In many ways, life as a child of the Klan followed the social norms of middle-class white society of the time. Children marched in parades, went to picnics and summer camps, and recited the Pledge of Allegiance. But the context in which they played and celebrated was sinister—overtly committed to white supremacy and underlined by the Klan’s violent attempts to bend society to its racist ideals.
Those threats lurked just beneath the surface, as in a 1924 advertisement for the “Kool Koast Kamp” in Rockport, Texas. The brochure promised “a real family recreation under high-class moral conditions” for Klan members. Those conditions, of course, were predicated on the absence of people whose very existence threatened the KKK’s principles and, by extension, the purity of its women.
“The Fiery Cross guards you at night and an officer of the law, with the same Christian sentiment, guards carefully all portals,” the advertisement proclaimed. What was a wholesome summer camp to a child of the KKK was, to their parents, a place devoid of “undesirable” people—and guarded by a sympathetic law enforcement official who, the ad telegraphed, was a KKK member, too.
Nor did chances to participate in a white supremacist life end at summer camp. For a short time in the 1920s, it seemed as if students might be able to attend “Klan Kolleges” in both Indiana and Georgia (neither ever admitted students). There were KKK wedding rituals. There were KKK charitable giving events at which robed Klansmen “invaded” churches with donations. And, after death, there were Klan funerals, which featured flower arrangements that formed the letters KKK. For devoted white supremacists, bigotry could be fostered from cradle to grave.

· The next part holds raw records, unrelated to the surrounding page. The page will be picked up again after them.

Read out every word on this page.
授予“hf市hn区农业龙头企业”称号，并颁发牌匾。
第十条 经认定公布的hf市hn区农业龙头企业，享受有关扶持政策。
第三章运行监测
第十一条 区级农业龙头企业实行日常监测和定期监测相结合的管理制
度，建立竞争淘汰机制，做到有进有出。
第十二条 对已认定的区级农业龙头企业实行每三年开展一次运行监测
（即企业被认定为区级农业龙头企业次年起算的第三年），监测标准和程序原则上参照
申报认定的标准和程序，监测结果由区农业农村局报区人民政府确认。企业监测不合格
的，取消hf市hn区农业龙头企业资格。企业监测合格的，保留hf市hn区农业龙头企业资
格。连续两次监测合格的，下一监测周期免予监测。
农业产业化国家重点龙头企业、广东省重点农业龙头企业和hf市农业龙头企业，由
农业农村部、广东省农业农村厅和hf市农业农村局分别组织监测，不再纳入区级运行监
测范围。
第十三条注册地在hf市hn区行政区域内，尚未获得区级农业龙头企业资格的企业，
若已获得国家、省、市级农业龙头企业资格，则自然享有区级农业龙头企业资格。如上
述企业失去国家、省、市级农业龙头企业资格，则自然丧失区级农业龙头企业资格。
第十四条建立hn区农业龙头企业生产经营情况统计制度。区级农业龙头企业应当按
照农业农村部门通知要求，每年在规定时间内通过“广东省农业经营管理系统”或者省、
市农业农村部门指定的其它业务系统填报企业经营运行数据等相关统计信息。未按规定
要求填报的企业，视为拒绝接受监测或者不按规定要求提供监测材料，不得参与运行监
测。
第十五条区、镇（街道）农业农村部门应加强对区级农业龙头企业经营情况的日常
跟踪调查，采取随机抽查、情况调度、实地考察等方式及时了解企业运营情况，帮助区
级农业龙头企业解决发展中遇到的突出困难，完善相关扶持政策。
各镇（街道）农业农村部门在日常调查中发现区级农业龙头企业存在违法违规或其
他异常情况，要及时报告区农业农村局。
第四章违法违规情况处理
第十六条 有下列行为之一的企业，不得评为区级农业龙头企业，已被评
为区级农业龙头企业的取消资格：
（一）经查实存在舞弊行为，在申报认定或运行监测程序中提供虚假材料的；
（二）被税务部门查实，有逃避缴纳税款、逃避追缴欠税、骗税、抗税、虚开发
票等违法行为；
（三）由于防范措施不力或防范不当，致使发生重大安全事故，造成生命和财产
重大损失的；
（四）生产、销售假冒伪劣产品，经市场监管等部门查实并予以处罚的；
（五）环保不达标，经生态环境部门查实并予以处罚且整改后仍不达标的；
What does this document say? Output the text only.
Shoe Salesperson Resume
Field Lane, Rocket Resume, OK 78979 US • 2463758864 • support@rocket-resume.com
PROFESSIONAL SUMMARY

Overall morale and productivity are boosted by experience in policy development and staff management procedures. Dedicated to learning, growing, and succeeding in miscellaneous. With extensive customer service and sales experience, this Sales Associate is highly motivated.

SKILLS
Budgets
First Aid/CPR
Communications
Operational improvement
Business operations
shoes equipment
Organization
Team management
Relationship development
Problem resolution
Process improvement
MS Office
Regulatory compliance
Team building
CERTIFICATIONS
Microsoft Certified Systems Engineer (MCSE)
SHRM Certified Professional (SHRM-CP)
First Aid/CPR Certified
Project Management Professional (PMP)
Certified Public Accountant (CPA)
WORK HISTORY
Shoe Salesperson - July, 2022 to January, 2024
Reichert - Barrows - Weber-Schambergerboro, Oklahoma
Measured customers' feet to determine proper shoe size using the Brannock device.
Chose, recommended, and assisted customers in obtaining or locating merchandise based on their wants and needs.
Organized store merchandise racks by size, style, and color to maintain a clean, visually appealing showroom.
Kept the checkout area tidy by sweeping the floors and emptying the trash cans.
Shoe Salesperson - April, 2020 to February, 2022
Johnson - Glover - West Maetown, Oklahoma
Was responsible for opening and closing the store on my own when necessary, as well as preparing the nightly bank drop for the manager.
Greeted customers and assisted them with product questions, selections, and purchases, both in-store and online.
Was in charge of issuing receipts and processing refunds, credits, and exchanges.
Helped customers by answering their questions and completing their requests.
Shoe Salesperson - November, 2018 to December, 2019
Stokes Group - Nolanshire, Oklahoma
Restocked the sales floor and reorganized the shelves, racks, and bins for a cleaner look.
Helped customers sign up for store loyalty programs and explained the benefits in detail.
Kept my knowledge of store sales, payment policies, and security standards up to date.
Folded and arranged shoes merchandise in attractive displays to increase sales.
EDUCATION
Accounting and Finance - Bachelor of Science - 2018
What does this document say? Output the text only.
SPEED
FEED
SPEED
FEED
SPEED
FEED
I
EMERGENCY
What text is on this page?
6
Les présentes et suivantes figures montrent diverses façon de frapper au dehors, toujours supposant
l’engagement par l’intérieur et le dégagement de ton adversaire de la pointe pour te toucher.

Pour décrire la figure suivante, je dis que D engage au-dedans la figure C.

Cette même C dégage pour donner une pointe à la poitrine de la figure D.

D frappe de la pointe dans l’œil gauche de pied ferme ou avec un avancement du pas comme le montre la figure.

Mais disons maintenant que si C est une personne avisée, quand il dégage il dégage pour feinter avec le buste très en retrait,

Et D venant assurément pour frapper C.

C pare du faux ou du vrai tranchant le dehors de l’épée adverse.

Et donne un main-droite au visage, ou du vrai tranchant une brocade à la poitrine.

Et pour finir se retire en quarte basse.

The KKK’s second resurgence eventually faded, the victim of the Great Depression, several scandals, and the increasing irrelevance of fraternal organizations in a time of mass media, social security and suburbanization. Though the KKK’s whole-family image has long since faded, children still hold an appeal for white nationalist groups looking to recruit a new generation. So do mothers. As sociologist Kathleen Blee notes, “Women, and mothers, have played significant roles in almost every race-hate movement” of the modern era. And with mothers come children who are easy targets for groups founded on hate, bias, and a belief that they can mold the world into one defined by white supremacy.